The merger of Oceana Gold, which operates mainly in the South Island, with Climax Mining is seen as a key move in consolidation of the industry in Australasia.
Plans to merge the companies, retaining the name Oceana Gold, were announced yesterday. The resulting gold producer and developer with a market value of about A$523 million ($646.8 million), will have reserves of 4.8 million gold equivalent ounces.
The Sydney Morning Herald today said the merger would create a new force for industry consolidation in Australia's second-tier gold producers.
Announcing the merger, Oceana chief executive officer and the CEO-elect of the merged group, Stephen Orr, put the sector on notice that the group intended to use its market capitalisation and low-cost production base to force a new wave of rationalisation.

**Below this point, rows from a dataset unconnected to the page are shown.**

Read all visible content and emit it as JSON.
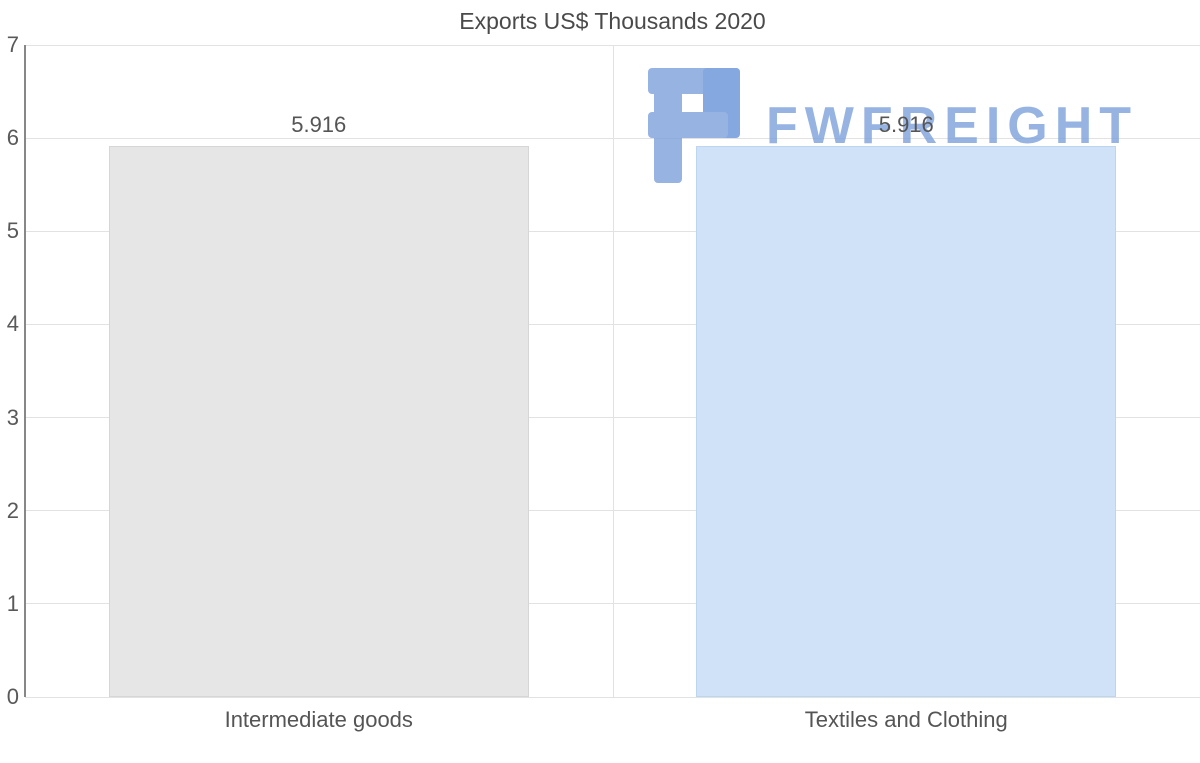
{
  "chart_data": {
    "type": "bar",
    "title": "Exports US$ Thousands 2020",
    "categories": [
      "Intermediate goods",
      "Textiles and Clothing"
    ],
    "values": [
      5.916,
      5.916
    ],
    "value_labels": [
      "5.916",
      "5.916"
    ],
    "bar_colors": [
      "#e6e6e6",
      "#cfe2f8"
    ],
    "bar_border_colors": [
      "#d6d6d6",
      "#bed5f0"
    ],
    "xlabel": "",
    "ylabel": "",
    "ylim": [
      0,
      7
    ],
    "yticks": [
      0,
      1,
      2,
      3,
      4,
      5,
      6,
      7
    ],
    "grid": true,
    "legend": "none"
  },
  "watermark": {
    "text": "FWFREIGHT",
    "color_primary": "#7fa3dc",
    "color_dark": "#6a95d8"
  }
}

Global giants in the gold industry, Newmont, Barrick and AngloGold, had already acquired the best of Australia's multi-mine operators -- with the exception of Newcrest, the newspaper said.
But the enlarged Oceana would make the host of single mine operators its prime focus as it made a bold run to quickly become a 1 million ounce-a-year producer.
Success in the merger -- the parties were claiming the support of their respective shareholder bases -- would create a "globally significant gold company" with a reserve base of 4.8 million ounces of gold equivalent.
Despite its ambitions in the local market, the merged group did not yet have any Australian production. Oceana was established in New Zealand and Climax was developing the Dinkidi gold-copper project in the Philippines.
Dinkidi was expected to be in production in mid-2008 and, thanks to its substantial copper credits, was forecast to be a low-cost producer, low enough to drag overall costs for the merged group back from US$250 an ounce to less than US$100 an ounce.
But because Dinkidi was in the Philippines it was not highly valued in the Australian market, which was a key reason Climax was keen to wrap itself into the bigger Oceana.
The Australian newspaper said the deal would introduce Oceana to political risk but dramatically lower production costs.
The merger represented another consolidation by small-cap miners anxious to get to a size to attract serious global investment interest.
The combined company would have 300,000oz of gold coming from its New Zealand mines in 2008, along with copper-gold from Climax's Dinkidi operation in the Philippines, for a total of 550,000oz of gold-equivalent.
The share offer by Oceana valued Climax at a 27 per cent premium to the latter's 30-day average price.
Climax chairman Jim Askew conceded this lower-than-usual premium represented a "Philippines discount", and added: "We're realistic."
Oceana owned the Macraes mine near Dunedin, which since 1990 had produced 2 million ounces of gold. Underground mining there would start late next year.
In the meantime, Oceana would this year commission the Globe Progress mine in the historic Reefton goldfield, also on the South Island, with 548,000oz of reserves.
Climax's Dinkidi copper-gold mine north of Manila had 3.8 million ounces of gold and 470,000 tonnes of copper.
Under the deal, Climax shareholders will receive 0.62 of an Oceana share for each Climax share. Former Climax shareholders will own about 44 per cent of the merged company.
A meeting of Climax shareholders and option-holders is expected to be held in late October 2006 to vote on the proposed transaction.
Oceana is Melbourne-based but listed on both the New Zealand and Australian stock exchanges.